Un cinturón de inspiración barroca
La reina de Jordania dio inicio a la semana con un gesto cargado de simbolismo: la bienvenida al Ramadán, una de las celebraciones más significativas del calendario islámico –que este año abarcará del 19 de febrero al 17 de marzo–, en la que la Familia Real Hachemita adquiere especial protagonismo a través de un despliegue sobrio y medido que permite descubrir una faceta menos conocida tras su posición institucional. “Que este mes sagrado llene nuestros hogares con la calidez de la familia y los seres queridos", destacó la Reina. En este contexto, Rania volvió a ser protagonista—como solo ella sabe— con una propuesta estilística que promueve la tradición e innovación.
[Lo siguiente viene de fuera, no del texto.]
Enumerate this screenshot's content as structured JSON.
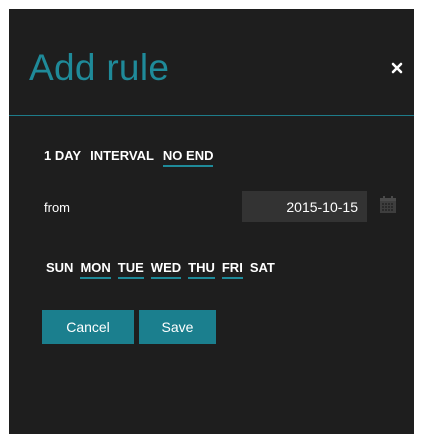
{
  "dialog": {
    "title": "Add rule",
    "close_icon": "close-icon",
    "accent_color": "#1f8a99",
    "background_color": "#1e1e1e"
  },
  "recurrence": {
    "options": [
      {
        "label": "1 DAY",
        "selected": false
      },
      {
        "label": "INTERVAL",
        "selected": false
      },
      {
        "label": "NO END",
        "selected": true
      }
    ]
  },
  "from": {
    "label": "from",
    "date_value": "2015-10-15",
    "calendar_icon": "calendar-icon"
  },
  "weekdays": [
    {
      "label": "SUN",
      "selected": false
    },
    {
      "label": "MON",
      "selected": true
    },
    {
      "label": "TUE",
      "selected": true
    },
    {
      "label": "WED",
      "selected": true
    },
    {
      "label": "THU",
      "selected": true
    },
    {
      "label": "FRI",
      "selected": true
    },
    {
      "label": "SAT",
      "selected": false
    }
  ],
  "buttons": {
    "cancel_label": "Cancel",
    "save_label": "Save"
  }
}
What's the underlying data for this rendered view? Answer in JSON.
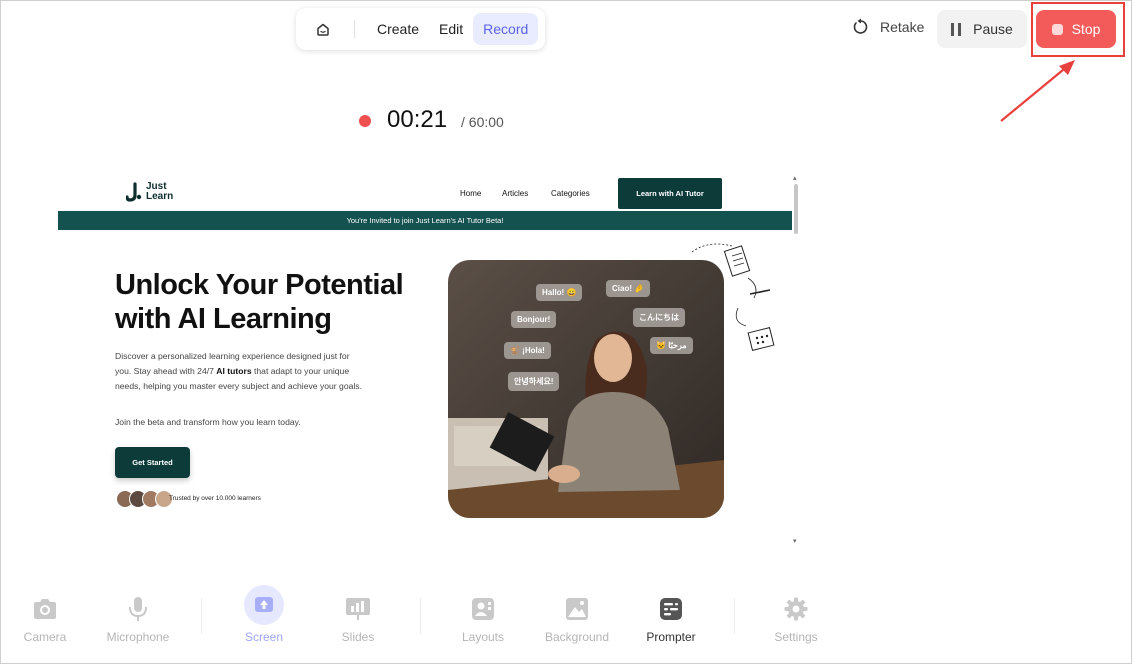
{
  "toolbar": {
    "modes": [
      "Create",
      "Edit",
      "Record"
    ],
    "active_mode": "Record",
    "retake_label": "Retake",
    "pause_label": "Pause",
    "stop_label": "Stop"
  },
  "recording": {
    "elapsed": "00:21",
    "limit": "/ 60:00"
  },
  "preview": {
    "logo_line1": "Just",
    "logo_line2": "Learn",
    "nav": [
      "Home",
      "Articles",
      "Categories"
    ],
    "cta_top": "Learn with AI Tutor",
    "banner": "You're Invited to join Just Learn's AI Tutor Beta!",
    "hero_title_1": "Unlock Your Potential",
    "hero_title_2": "with AI Learning",
    "desc_1": "Discover a personalized learning experience designed just for you. Stay ahead with 24/7 ",
    "desc_bold": "AI tutors",
    "desc_2": " that adapt to your unique needs, helping you master every subject and achieve your goals.",
    "join": "Join the beta and transform how you learn today.",
    "get_started": "Get Started",
    "trusted": "Trusted by over 10.000 learners",
    "bubbles": [
      "Hallo! 😀",
      "Ciao! 🤌",
      "Bonjour!",
      "こんにちは",
      "🐒 ¡Hola!",
      "🐱 مرحبًا",
      "안녕하세요!"
    ]
  },
  "bottom_tools": {
    "camera": "Camera",
    "microphone": "Microphone",
    "screen": "Screen",
    "slides": "Slides",
    "layouts": "Layouts",
    "background": "Background",
    "prompter": "Prompter",
    "settings": "Settings"
  },
  "colors": {
    "accent": "#5a63e6",
    "stop": "#f35b5b",
    "highlight": "#e8403c",
    "site_dark": "#0c3b3a"
  }
}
Para la ocasión, la Reina Hachemita apostó por un caftán de líneas depuradas en un intenso rojo escarlata, de escote redondo con sutil apertura en V, que elevó con un cinturón de inspiración barroca, de amplia estructura y ornamentación metálica, confirmando así su perfecta concepción del estilo. Rania se atreve con todo y, además, se consolida —como ya ha demostrado en diversas ocasiones— como una de las reinas más elegantes del mundo. Un hecho que queda latente con su apuesta definitiva, marcada por unos zapatos de color metalizado que irrumpen con la profundidad del rojo del vestido.
Unión familiar
Este año, la Familia Real ha podido reunirse en el Palacio de Al Husseiniya, ubicado en Amán, para la celebración del Iftar, en conmemoración de la revelación del Corán al profeta Mahoma e interrumpir el ayuno. La puesta en escena ha contado con la presencia de todos sus miembros, tal y como revelan las imágenes difundidas. En esta ocasión, hemos podido ver a Abdalá II y Rania, en una actitud distendida, acompañados por sus hijos, destacando especialmente la presencia del príncipe Hussein y la princesa Rajwa, quienes en agosto de 2024 se convirtieron en padres de la princesa Iman bint Al Hussein, la primera nieta de los reyes de Jordania.
Asimismo, y aunque la complicidad de la pareja heredera acaparó gran parte de la atención, tampoco pasaron desapercibidas las miradas y gestos de afecto que la princesa Iman y su esposo, Jameel Alexander Thermiotis, compartieron durante la velada, reafirmando con naturalidad su unión ante la atenta mirada de su abuela, la princesa Muna, madre del rey Abdalá.
El amor de la Reina por su cultura
No es la primera vez que la reina convierte el caftán en una prenda casi identitaria. Su estilismo a lo largo del Ramadán se ha consolidado como una cita fija en su calendario institucional, una ocasión en la que deslumbra allá donde acude. Ejemplo de ello fue el iftar celebrado en Madaba, el pasado año, donde la vimos reinterpretar la tradición con un caftán amarillo firmado por la firma sudafricana de lujo Thebe Magugu, confeccionado en poliéster japonés fruncido a mano y elaborado en Madagascar.
Un diseño que volvió a evidenciar la constante de la reina, poniendo en valor la tradición desde una mirada evolutiva, proyectando la cultura jordana a través de su posición institucional.